In 2012, a Danish researcher contacted scientists in Nepal and convinced them to share the genetic sequences of the cholera strains circulating there. Sure enough, one of them matched exactly the one in Haiti. They searched in other parts of the world and they couldn't find it. This confirmed the UN workers from Nepal were responsible, but they were still stonewalling.

It would take four more years for the UN to apologize formally. This unlocked funds to help Haiti ($20 million were promised, just over $10 million were actually paid out), but it also changed the strategy to fight cholera: instead of reduction, they went for full elimination — just like they would with ebola.

It took six years of denial, stonewalling, and shaky hypotheses before the UN admitted that they caused the epidemic; it took another three to end it. By early 2019, Haiti was finally cholera-free, but it cost the country nearly a decade of unnecessary suffering. (In October 2022, after civil unrest caused the breakdown of the health system, cholera returned.)

The notion that the origin of a disease informs the strategies to fight it isn’t new, but it’s a lesson we can’t seem to learn from one epidemic to the next.

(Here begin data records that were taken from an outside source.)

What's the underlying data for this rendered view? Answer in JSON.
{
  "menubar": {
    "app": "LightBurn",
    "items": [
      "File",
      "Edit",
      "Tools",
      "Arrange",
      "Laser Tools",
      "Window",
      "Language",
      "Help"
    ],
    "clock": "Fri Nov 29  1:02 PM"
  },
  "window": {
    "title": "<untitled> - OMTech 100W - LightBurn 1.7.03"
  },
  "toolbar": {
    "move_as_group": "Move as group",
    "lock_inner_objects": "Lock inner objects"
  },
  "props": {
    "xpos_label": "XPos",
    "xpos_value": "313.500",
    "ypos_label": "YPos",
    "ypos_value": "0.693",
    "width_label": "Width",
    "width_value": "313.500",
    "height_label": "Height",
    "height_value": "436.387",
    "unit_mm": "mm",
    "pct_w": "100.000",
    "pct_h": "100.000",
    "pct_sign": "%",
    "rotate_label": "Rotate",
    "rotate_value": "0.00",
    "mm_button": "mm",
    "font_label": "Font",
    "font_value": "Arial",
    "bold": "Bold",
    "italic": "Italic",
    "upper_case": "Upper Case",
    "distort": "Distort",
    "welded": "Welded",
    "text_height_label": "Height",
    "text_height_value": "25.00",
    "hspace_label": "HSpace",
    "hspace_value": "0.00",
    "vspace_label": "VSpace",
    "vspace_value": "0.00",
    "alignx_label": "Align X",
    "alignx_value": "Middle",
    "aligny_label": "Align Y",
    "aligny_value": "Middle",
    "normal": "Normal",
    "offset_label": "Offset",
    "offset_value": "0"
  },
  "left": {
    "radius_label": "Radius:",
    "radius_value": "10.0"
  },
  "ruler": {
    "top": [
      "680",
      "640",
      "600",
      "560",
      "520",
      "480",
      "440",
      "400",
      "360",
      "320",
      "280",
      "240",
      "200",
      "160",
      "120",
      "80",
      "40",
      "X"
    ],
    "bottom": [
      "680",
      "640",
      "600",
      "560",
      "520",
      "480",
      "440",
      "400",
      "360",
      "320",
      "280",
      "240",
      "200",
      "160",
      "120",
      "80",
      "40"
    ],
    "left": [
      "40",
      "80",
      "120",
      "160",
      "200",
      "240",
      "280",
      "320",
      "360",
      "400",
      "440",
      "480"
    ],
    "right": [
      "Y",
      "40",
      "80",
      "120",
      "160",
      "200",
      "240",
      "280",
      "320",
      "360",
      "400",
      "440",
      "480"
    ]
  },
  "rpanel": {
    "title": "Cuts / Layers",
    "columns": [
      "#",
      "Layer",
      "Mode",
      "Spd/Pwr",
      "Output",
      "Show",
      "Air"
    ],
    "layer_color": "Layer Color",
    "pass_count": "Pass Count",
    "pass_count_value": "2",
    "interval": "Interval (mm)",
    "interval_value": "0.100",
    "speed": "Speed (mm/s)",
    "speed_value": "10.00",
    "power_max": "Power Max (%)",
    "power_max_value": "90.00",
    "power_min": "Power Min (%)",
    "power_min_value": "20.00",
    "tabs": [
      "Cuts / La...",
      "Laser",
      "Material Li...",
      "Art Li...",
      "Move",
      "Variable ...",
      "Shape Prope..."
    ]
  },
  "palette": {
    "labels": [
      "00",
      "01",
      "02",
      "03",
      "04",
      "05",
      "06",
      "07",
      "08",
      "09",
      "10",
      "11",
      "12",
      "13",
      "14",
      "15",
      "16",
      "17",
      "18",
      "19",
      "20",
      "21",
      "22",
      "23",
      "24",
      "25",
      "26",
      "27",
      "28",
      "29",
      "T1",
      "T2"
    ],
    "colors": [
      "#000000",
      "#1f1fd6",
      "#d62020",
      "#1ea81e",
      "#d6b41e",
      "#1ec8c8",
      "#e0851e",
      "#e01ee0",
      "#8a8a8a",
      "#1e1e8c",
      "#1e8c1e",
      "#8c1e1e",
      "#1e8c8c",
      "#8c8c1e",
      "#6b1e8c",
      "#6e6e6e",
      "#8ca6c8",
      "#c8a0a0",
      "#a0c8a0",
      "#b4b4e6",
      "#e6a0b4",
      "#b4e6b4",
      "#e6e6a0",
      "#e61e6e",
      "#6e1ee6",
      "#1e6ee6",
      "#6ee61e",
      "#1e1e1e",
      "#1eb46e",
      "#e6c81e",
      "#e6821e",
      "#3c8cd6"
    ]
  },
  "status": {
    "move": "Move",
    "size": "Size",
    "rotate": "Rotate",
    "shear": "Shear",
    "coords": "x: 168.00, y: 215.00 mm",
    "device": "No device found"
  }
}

Probably because the entire process — from investigating the sources to coordinating a public health response — hinges on politics. This applies to Covid, too. “Isn’t it strange to you that we still don’t know the origins of Covid?” Piarroux asked me. “We found the animal reservoir of the bubonic plague from centuries ago, and the exact paths it took through humanity. We found the sources of previous coronaviruses… but we can’t find Covid’s?” And I just wonder: what would be different if we’d figured it out?